Dentro del secretariado hay un responsable de Pre Cursillo, quien conforma un equipo con miembros de las Ultreyas. Este equipo visita y motiva a los cursillistas para la consecución de candidatos, se encarga de distribuir las aplicaciones en toda la diócesis, coordinar los tiempos de recogida de las mismas, así como de la revisión y aprobación por parte del Asesor Espiritual, confirmación telefónica o personal a los candidatos y la entrega de los listados y aplicaciones definitivas al rector o rectora del cursillo respectivo.

 

 

  • Cursillo. Este momento es parte misma de la finalidad del MCC. Pues buscamos contribuir a la obra evangelizadora y para ello necesitamos más soldados de Cristo y su formación comienza aquí, en la vivencia de los tres días. Aunque todos los integrantes del Secretariado trabajan en forma ardua, previo y durante el desarrollo de un Cursillo, existe un responsable de coordinar todos los esfuerzos para tal  fin.   Esta persona se rodea de un equipo de trabajo y debe asegurarse que el rector del cursillo respectivo, cuente con todos los elementos logísticos y detalles para que esta responsabilidad se lleve de la mejor manera.

Por su parte el rector, previamente elegido por el secretariado, conforma su equipo de servidores, provenientes de las Ultreyas, quienes acompañarán a los candidatos en la experiencia de vivir su Cursillo.

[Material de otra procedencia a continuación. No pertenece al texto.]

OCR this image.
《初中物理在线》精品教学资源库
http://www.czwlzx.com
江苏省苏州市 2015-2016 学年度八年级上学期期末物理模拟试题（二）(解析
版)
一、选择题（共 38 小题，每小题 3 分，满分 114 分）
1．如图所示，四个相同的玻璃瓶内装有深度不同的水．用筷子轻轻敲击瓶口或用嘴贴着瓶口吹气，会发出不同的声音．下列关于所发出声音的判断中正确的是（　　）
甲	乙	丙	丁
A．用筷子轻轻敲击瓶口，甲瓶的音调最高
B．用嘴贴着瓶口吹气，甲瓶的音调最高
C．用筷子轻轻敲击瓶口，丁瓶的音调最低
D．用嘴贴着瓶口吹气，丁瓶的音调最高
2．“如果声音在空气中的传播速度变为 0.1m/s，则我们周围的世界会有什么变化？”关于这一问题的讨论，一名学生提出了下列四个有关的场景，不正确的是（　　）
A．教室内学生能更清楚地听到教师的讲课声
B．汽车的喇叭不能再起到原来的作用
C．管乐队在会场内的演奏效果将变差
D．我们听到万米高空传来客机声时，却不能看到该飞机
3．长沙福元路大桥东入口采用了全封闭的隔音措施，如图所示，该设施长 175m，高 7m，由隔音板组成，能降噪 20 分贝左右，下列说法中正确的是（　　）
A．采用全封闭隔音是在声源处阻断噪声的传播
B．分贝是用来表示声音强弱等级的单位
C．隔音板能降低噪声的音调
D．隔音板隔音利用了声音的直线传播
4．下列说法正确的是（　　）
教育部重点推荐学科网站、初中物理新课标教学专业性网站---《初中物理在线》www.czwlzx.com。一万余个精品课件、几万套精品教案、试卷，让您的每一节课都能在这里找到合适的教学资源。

Sin embargo, todos los miembros del Secretariado apoyan desde sus responsabilidades al rector y a su equipo.

 

  • Post Cursillo. Es responsable de velar por que en las Ultreyas se mantengan en funcionamiento los grupos de amistad y se lleven a cabo las Ultreyas de manera correcta y en coordinación con los párrocos. Así mismo, el responsable de esta área, trabaja en pro de mantener constante comunicación entre toda la comunidad, coordina diversas actividades que integren las Ultreyas y motiven a los cursillistas, tales como retiros Espirituales de un día, clausuras de cursillo, entre otras.

 

Aunque el método posea estos tres momentos, es claro que los tres deben funcionar de manera coordinada y simultánea, pues no se trata de esfuerzos disociados ni excluyentes, todo lo contrario: un buen trabajo de Post Cursillo, facilita enormemente el arduo trabajo de buscar nuevas almas para la obra del Señor en los ambientes, propio del Pre Cursillo, pero que sería  de estos dos momentos, sin una motivación fuerte y llena del fuego del Espíritu Santo ofrecida a los candidatos por parte del rector y su equipo de trabajo durante los tres días de Cursillo.